YEREVAN/PARIS — Pierre Koulak (Koulaksezian) is a French TV and cinema actor, director and author. He was born in 1942 in Saint-Chamond, Loire. Very early on, his talent was noticed. He studied at the Saint-Étienne Dramatic Center (Jean Dasté), where he first acted. Later Koulak performed in sketches with Fernand Raynaud at the Théâtre de l’Étoile and Alhambra. Thus a friendship started and Raynaud considered Pierre Koulak his best friend, so in this capacity, the latter was the author of a biography of the actor, published in 2011. His gestures and especially his ability to improvise brought him to the attention of French film and TV producers, where he starred in “Horace 62,” “Action Man,” “Pasha,” “Thibaud,” “Borsalino,” “Borsalino and Co.,” “Adventures of Rabbi Jacob,” “The Marseille Contract,” “Arsène Lupin,” “Jean-Christophe,” and many others.

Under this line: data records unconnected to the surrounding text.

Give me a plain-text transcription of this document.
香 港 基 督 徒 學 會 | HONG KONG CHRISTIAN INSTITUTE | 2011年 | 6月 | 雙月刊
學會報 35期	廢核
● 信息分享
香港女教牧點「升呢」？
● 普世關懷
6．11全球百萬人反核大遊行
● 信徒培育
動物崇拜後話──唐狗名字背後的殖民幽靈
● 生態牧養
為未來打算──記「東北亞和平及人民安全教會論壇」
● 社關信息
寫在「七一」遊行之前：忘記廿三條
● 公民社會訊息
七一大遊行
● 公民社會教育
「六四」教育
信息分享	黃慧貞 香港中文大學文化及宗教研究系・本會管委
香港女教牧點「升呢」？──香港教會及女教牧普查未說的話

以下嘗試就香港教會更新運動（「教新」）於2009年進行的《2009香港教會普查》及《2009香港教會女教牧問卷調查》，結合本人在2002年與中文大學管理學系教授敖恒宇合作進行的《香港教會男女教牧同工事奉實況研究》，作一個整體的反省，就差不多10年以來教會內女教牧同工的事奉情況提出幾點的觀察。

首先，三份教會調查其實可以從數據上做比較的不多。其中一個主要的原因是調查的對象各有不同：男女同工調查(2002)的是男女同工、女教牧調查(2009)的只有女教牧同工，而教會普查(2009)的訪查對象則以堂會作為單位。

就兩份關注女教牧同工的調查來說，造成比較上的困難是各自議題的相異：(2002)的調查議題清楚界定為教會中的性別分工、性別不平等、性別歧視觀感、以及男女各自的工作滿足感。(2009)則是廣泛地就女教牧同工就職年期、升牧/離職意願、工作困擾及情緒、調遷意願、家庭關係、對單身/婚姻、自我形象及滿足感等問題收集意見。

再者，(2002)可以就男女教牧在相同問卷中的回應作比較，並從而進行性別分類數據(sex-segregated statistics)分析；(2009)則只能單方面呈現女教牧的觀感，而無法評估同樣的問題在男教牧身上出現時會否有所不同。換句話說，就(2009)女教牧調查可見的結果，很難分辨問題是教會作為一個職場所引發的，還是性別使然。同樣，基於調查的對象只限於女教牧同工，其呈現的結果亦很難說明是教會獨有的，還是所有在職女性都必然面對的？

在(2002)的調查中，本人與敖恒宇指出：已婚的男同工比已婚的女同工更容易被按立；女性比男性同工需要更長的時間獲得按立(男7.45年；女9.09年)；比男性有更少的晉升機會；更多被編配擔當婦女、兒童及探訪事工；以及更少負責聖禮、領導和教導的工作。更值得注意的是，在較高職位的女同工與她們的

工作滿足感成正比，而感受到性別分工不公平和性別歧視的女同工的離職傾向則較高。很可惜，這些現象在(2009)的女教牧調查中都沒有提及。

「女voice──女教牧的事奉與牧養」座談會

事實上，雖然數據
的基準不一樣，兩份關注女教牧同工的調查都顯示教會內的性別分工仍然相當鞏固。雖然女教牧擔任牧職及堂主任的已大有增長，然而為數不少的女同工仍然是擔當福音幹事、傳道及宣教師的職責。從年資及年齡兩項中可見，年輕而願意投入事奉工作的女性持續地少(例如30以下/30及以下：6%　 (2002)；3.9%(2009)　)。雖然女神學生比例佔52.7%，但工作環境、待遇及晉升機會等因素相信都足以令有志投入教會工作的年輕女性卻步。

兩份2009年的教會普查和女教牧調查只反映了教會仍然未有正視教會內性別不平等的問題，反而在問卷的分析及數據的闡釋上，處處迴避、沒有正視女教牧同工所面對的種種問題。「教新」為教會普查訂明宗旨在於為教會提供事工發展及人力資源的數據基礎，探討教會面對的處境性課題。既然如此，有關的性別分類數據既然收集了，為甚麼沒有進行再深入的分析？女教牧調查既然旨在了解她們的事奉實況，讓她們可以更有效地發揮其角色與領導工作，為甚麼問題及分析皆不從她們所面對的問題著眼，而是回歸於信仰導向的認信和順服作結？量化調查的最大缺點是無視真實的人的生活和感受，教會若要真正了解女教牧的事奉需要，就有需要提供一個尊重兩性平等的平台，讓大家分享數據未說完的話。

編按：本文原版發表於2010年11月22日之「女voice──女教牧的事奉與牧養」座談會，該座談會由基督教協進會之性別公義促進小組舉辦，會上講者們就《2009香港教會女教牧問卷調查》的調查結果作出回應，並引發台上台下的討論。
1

This interview was conducted through Pierre Koulak’s nephew, Ruben Koulaksezian, whom I thank immensely for his willingness and cooperation. By the way, Ruben is the author of an English book – Little Armenias: The Travel Guide of the Armenian Diaspora, that Mirror-Spectator has written about on September 17, 2020 (Alin K. Gregorian, Little Armenias: It’s a Small World After All, https://mirrorspectator.com/2020/09/17/little-armenias-its-a-small-world-after-all/).
Dear Mr. Koulak, many thanks for your agreement to give an interview to the Armenian press. What do you consider your most remarkable work?

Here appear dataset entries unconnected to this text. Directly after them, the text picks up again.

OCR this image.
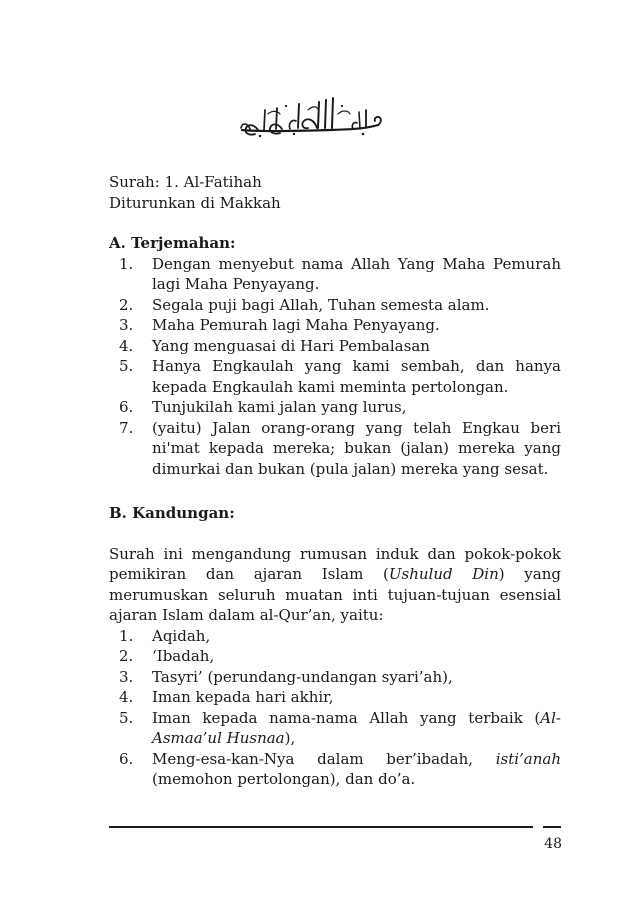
Surah: 1. Al-Fatihah
Diturunkan di Makkah

A. Terjemahan:

1. Dengan menyebut nama Allah Yang Maha Pemurah lagi Maha Penyayang.
2. Segala puji bagi Allah, Tuhan semesta alam.
3. Maha Pemurah lagi Maha Penyayang.
4. Yang menguasai di Hari Pembalasan
5. Hanya Engkaulah yang kami sembah, dan hanya kepada Engkaulah kami meminta pertolongan.
6. Tunjukilah kami jalan yang lurus,
7. (yaitu) Jalan orang-orang yang telah Engkau beri ni'mat kepada mereka; bukan (jalan) mereka yang dimurkai dan bukan (pula jalan) mereka yang sesat.

B. Kandungan:

Surah ini mengandung rumusan induk dan pokok-pokok pemikiran dan ajaran Islam (Ushulud Din) yang merumuskan seluruh muatan inti tujuan-tujuan esensial ajaran Islam dalam al-Qur’an, yaitu:

1. Aqidah,
2. ‘Ibadah,
3. Tasyri’ (perundang-undangan syari’ah),
4. Iman kepada hari akhir,
5. Iman kepada nama-nama Allah yang terbaik (Al-Asmaa’ul Husnaa),
6. Meng-esa-kan-Nya dalam ber’ibadah, isti’anah (memohon pertolongan), dan do’a.
48
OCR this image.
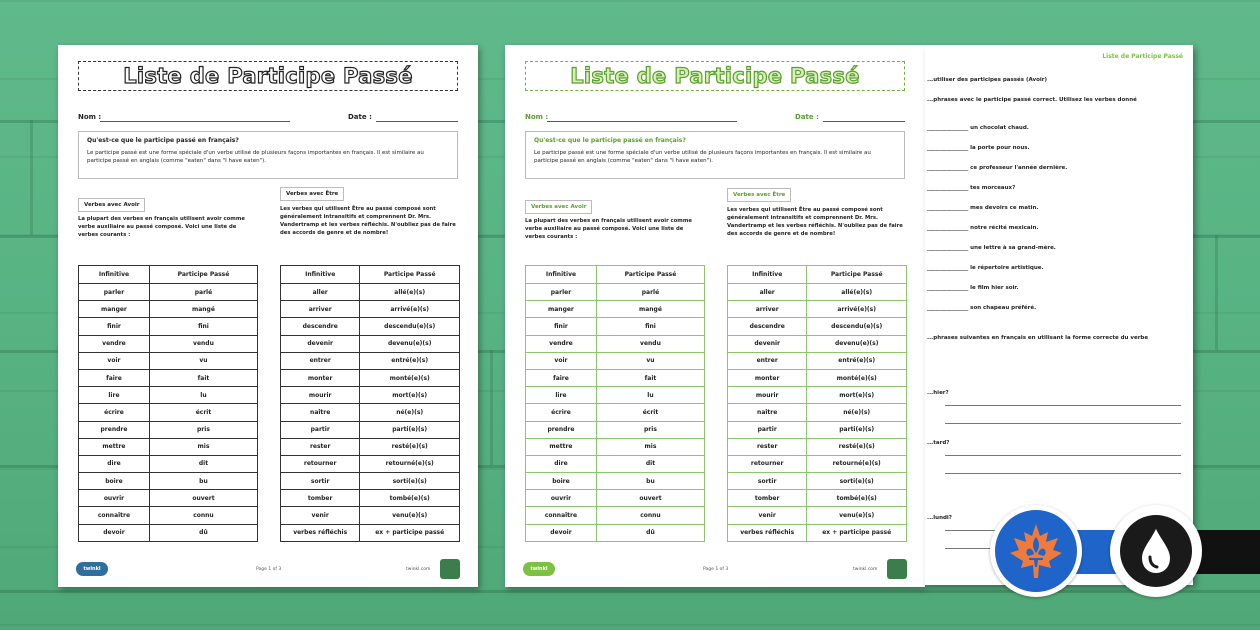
Liste de Participe Passé
Nom :	Date :
Qu'est-ce que le participe passé en français?
Le participe passé est une forme spéciale d'un verbe utilisé de plusieurs façons importantes en français. Il est similaire au participe passé en anglais (comme "eaten" dans "I have eaten").
Verbes avec Avoir
La plupart des verbes en français utilisent avoir comme verbe auxiliaire au passé composé. Voici une liste de verbes courants :
Verbes avec Être
Les verbes qui utilisent Être au passé composé sont généralement intransitifs et comprennent Dr. Mrs. Vandertramp et les verbes réfléchis. N'oubliez pas de faire des accords de genre et de nombre!
Infinitive	Participe Passé
parler	parlé
manger	mangé
finir	fini
vendre	vendu
voir	vu
faire	fait
lire	lu
écrire	écrit
prendre	pris
mettre	mis
dire	dit
boire	bu
ouvrir	ouvert
connaître	connu
devoir	dû
Infinitive	Participe Passé
aller	allé(e)(s)
arriver	arrivé(e)(s)
descendre	descendu(e)(s)
devenir	devenu(e)(s)
entrer	entré(e)(s)
monter	monté(e)(s)
mourir	mort(e)(s)
naître	né(e)(s)
partir	parti(e)(s)
rester	resté(e)(s)
retourner	retourné(e)(s)
sortir	sorti(e)(s)
tomber	tombé(e)(s)
venir	venu(e)(s)
verbes réfléchis	ex + participe passé
twinkl	Page 1 of 3	twinkl.com
Liste de Participe Passé
Nom :	Date :
Qu'est-ce que le participe passé en français?
Le participe passé est une forme spéciale d'un verbe utilisé de plusieurs façons importantes en français. Il est similaire au participe passé en anglais (comme "eaten" dans "I have eaten").
Verbes avec Avoir
La plupart des verbes en français utilisent avoir comme verbe auxiliaire au passé composé. Voici une liste de verbes courants :
Verbes avec Être
Les verbes qui utilisent Être au passé composé sont généralement intransitifs et comprennent Dr. Mrs. Vandertramp et les verbes réfléchis. N'oubliez pas de faire des accords de genre et de nombre!
Infinitive	Participe Passé
parler	parlé
manger	mangé
finir	fini
vendre	vendu
voir	vu
faire	fait
lire	lu
écrire	écrit
prendre	pris
mettre	mis
dire	dit
boire	bu
ouvrir	ouvert
connaître	connu
devoir	dû
Infinitive	Participe Passé
aller	allé(e)(s)
arriver	arrivé(e)(s)
descendre	descendu(e)(s)
devenir	devenu(e)(s)
entrer	entré(e)(s)
monter	monté(e)(s)
mourir	mort(e)(s)
naître	né(e)(s)
partir	parti(e)(s)
rester	resté(e)(s)
retourner	retourné(e)(s)
sortir	sorti(e)(s)
tomber	tombé(e)(s)
venir	venu(e)(s)
verbes réfléchis	ex + participe passé
twinkl	Page 1 of 3	twinkl.com
Liste de Participe Passé
...utiliser des participes passés (Avoir)
...phrases avec le participe passé correct. Utilisez les verbes donné
_______________ un chocolat chaud.
_______________ la porte pour nous.
_______________ ce professeur l'année dernière.
_______________ tes morceaux?
_______________ mes devoirs ce matin.
_______________ notre récité mexicain.
_______________ une lettre à sa grand-mère.
_______________ le répertoire artistique.
_______________ le film hier soir.
_______________ son chapeau préféré.
...phrases suivantes en français en utilisant la forme correcte du verbe
...hier?
...tard?
...lundi?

There are many, but I would say that my role as Marcel the “Korean” in Georges Lautner’s “Pasha” with Jean Gabin, released in 1968, is probably the most striking one. Indeed, I had my name on the poster of the film, splashed all over France, alongside the great actors of the time. “Action Man” released in 1967, with Jean Gabin and Robert Stack, as well as “Borsalino” with Alain Delon and Jean-Paul Belmondo from 1970, are also just unforgettable.

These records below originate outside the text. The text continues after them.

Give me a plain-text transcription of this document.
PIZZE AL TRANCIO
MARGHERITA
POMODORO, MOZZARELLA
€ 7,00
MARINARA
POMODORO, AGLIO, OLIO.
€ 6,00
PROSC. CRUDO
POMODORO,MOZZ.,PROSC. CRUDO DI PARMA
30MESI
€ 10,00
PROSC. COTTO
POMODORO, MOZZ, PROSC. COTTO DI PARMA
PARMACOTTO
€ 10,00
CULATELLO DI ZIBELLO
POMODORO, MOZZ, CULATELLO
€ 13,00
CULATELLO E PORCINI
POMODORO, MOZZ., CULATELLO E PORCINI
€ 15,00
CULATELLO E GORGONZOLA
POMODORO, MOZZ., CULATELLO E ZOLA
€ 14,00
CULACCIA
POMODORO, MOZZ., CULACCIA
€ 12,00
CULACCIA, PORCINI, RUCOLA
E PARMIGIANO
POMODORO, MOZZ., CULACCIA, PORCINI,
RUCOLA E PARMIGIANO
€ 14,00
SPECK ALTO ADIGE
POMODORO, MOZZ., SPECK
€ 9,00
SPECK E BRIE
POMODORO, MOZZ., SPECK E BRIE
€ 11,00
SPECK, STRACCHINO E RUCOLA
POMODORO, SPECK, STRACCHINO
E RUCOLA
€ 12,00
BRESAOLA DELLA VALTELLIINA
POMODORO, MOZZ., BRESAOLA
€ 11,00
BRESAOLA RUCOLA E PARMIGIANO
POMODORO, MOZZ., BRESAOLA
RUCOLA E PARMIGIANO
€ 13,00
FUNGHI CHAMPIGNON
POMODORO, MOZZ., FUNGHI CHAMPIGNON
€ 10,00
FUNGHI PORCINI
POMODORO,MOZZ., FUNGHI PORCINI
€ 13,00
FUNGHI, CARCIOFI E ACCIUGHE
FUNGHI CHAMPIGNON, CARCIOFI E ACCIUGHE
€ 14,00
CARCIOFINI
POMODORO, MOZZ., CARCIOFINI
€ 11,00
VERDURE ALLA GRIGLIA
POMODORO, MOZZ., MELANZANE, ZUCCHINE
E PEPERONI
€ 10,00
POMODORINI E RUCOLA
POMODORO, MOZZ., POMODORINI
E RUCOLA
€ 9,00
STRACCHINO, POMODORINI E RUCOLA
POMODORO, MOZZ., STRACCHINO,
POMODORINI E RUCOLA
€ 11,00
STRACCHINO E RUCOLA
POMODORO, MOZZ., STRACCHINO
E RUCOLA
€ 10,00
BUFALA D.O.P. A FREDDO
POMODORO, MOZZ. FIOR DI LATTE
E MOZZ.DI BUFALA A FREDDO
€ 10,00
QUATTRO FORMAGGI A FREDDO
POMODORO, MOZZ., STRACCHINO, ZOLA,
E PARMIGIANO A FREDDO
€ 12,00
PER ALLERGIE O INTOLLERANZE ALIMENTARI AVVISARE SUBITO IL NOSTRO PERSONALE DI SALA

You have worked with many legendary actors. Is there anyone whom you can single out?
I played with the greatest, Jean Gabin, Jean-Paul Belmondo, Robert Stack, Louis de Funès, Anthony Quinn, Johnny Halliday, but I would say that it was Alain Delon who stood out the most. He had an absolutely grand talent, and as he said himself, he did not “play” his characters, he “lived” them.